Por el contrario, si nos acercamos al neoanarquismo francés de los 60 y sus reivindicaciones de “alternativas particulares de existencia” en contra del partido propietario de la teoría, tal vez el alerta tenga más sentido. Adhiero plenamente al rechazo de esos tipos de partidos, pero me preocupa que en nombre del antiautoritarismo desemboquemos en encuentros espontáneos, asambleísmo vulgar o divisiones absurdas ante cualquier pluralidad teórica que no suelen ser más que diferencias de opinión. Me preocupa que el estallido rápido reemplace a la organización, que no es incompatible con la más directa de las democracias. Pero los textos de Luis también me recuerdan otros conceptos, no precisamente anárquicos: el doble poder que defendiera Santucho en los 70. Luis Mattini lo definía como una disputa contra el poder burgués “palmo a palmo”. No en un sentido territorial sino político y de gobierno paralelo a partir del surgimiento de órganos sociales a nivel local. Claro que Santucho creía imposible la supervivencia de esos órganos sin la vanguardia revolucionaria, que con su fuerza militar los custodiara y les imponga conciencia revolucionaria.
En este sentido creo que el reclamo de precisión del autor es válido. Fundamentalmente porque las experiencias que a Rodeiro entusiasman son reales y protagonizan las luchas del presente. Son los grupos que se organizan a partir de demandas concretas. Que al reclamo acompañan una gestión increíble. Los que empiezan a producir (insularmente, es cierto) nuevos tipos de relaciones sociales y valores olvidados por la cultura del capital. El Movimiento Territorial de Liberación gestiona créditos y construye su centro habitacional. Las mujeres ocupan puestos antes monopolizados por hombres. Legalizan a inmigrantes llamados ilegales. Discuten criterios de adjudicación de viviendas en donde se excluye el tema dinero. Consideran la lucha cotidiana (en la calle) no solo una necesidad, sino también un deber ciudadano. Las experiencias son múltiples. Bien resume el sentido de muchas Ángel Lazo, vocero del Movimiento Campesino de Santiago del Estero (MOCASE), que declara que no es cuestión única la redistribución de la riqueza sino también de “quitarle espacio al capitalismo sin pedirle permiso” (Intemperie Nº 8 pp 6). Las precisiones de Luis ayudaran a todos.
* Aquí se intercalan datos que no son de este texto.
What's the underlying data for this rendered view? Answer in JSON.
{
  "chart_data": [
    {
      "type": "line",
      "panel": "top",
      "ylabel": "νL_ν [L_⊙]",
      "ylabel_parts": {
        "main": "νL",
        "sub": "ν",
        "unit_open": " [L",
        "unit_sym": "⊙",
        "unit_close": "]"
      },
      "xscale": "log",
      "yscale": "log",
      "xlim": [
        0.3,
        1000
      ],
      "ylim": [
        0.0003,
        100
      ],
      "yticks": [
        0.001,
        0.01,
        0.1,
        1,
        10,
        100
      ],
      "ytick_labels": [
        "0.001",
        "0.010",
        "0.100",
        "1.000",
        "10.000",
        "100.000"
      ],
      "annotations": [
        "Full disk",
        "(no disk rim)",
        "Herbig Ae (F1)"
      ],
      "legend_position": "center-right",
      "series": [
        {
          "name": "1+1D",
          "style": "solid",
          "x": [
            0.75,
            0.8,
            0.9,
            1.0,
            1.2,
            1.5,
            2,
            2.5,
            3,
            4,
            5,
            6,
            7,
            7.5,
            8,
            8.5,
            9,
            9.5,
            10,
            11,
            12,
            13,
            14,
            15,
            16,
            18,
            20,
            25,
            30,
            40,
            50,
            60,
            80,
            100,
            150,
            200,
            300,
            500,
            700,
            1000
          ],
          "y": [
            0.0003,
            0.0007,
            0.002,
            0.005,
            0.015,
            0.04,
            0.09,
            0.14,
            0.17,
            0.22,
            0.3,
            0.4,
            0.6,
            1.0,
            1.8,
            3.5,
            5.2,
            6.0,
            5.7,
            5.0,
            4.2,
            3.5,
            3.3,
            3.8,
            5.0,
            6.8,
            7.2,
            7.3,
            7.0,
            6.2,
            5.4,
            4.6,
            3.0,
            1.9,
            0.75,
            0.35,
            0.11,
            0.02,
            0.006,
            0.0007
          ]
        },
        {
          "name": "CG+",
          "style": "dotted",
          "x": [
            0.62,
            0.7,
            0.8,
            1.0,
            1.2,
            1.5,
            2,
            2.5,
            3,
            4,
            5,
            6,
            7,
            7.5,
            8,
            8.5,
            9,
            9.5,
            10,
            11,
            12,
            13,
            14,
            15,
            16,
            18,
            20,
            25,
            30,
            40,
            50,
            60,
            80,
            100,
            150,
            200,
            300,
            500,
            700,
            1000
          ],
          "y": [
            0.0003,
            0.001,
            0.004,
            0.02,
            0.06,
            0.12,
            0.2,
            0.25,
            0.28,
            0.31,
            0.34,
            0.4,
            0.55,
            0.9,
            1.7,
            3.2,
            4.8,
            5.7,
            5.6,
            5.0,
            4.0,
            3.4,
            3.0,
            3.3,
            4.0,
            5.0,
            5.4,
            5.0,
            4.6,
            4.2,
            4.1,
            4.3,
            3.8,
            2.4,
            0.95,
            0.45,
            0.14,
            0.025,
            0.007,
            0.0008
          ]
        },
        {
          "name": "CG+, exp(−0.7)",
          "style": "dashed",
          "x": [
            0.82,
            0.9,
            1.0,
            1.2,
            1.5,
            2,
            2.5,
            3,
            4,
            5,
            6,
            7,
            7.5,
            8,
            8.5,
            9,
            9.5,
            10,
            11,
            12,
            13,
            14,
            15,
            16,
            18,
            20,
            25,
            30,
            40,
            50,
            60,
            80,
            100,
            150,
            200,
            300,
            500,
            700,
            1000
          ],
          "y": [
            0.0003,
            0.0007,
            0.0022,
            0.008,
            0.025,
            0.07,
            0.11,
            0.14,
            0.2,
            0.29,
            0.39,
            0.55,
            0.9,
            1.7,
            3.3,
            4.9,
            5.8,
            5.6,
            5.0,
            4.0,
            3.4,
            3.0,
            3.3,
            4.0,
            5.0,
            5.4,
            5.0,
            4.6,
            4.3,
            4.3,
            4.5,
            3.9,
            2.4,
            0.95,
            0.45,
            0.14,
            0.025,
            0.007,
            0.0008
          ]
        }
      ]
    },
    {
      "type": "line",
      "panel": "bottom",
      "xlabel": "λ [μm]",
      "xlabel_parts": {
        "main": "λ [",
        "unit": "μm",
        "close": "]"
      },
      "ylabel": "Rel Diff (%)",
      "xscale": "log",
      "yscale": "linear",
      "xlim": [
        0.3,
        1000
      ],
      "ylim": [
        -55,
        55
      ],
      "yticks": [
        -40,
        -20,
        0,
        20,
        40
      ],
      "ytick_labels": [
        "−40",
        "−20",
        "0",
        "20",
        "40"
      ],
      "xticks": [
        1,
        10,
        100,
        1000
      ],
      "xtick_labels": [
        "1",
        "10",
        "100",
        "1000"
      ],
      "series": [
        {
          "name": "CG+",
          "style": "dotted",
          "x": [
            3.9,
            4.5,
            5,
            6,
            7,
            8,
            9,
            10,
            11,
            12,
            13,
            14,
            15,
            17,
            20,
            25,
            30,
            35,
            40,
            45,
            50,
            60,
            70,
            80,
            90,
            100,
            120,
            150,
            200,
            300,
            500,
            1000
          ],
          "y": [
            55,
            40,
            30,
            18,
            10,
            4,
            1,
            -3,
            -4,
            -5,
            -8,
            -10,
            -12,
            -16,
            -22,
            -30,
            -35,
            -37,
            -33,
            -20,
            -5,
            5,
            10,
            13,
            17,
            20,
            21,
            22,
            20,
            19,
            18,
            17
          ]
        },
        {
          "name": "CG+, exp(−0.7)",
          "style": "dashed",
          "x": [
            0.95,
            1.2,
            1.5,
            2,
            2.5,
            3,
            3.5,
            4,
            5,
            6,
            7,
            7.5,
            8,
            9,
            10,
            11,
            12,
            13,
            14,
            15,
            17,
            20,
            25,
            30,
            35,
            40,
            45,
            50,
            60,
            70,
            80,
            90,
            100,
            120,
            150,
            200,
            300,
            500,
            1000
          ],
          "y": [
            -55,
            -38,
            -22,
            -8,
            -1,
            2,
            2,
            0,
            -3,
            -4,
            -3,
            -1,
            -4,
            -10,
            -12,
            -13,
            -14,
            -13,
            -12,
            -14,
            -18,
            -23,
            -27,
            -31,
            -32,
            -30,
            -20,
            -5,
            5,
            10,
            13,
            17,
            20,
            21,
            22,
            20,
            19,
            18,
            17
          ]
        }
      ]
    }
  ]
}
El artículo reclama también el cobijo de un proyecto político y solicita que desconfiemos de Hollaway (¿única fuente de Rodeiro?) y sus promesas de un paraíso que no precisa de la desagradable lucha por el poder. Sospecha de quien pregona que el sujeto revolucionario ya no es el proletariado sino la multitud, “un contrapoder indefinido”. Y yo desconfío de Hollaway por todo esto, pero no puedo dejar de preguntarme si el mesianismo obrero tiene vigencia y exclusividad, si nuestras incertidumbres no se relacionan con el hecho de que nuevos sujetos no terminan de mostrarse, si no es un reduccionismo ver en los excluidos a los viejos obreros por el hecho que muchos son ex trabajadores, sin observar que en la actualidad miles de excluidos nunca conocieron la condición de trabajador.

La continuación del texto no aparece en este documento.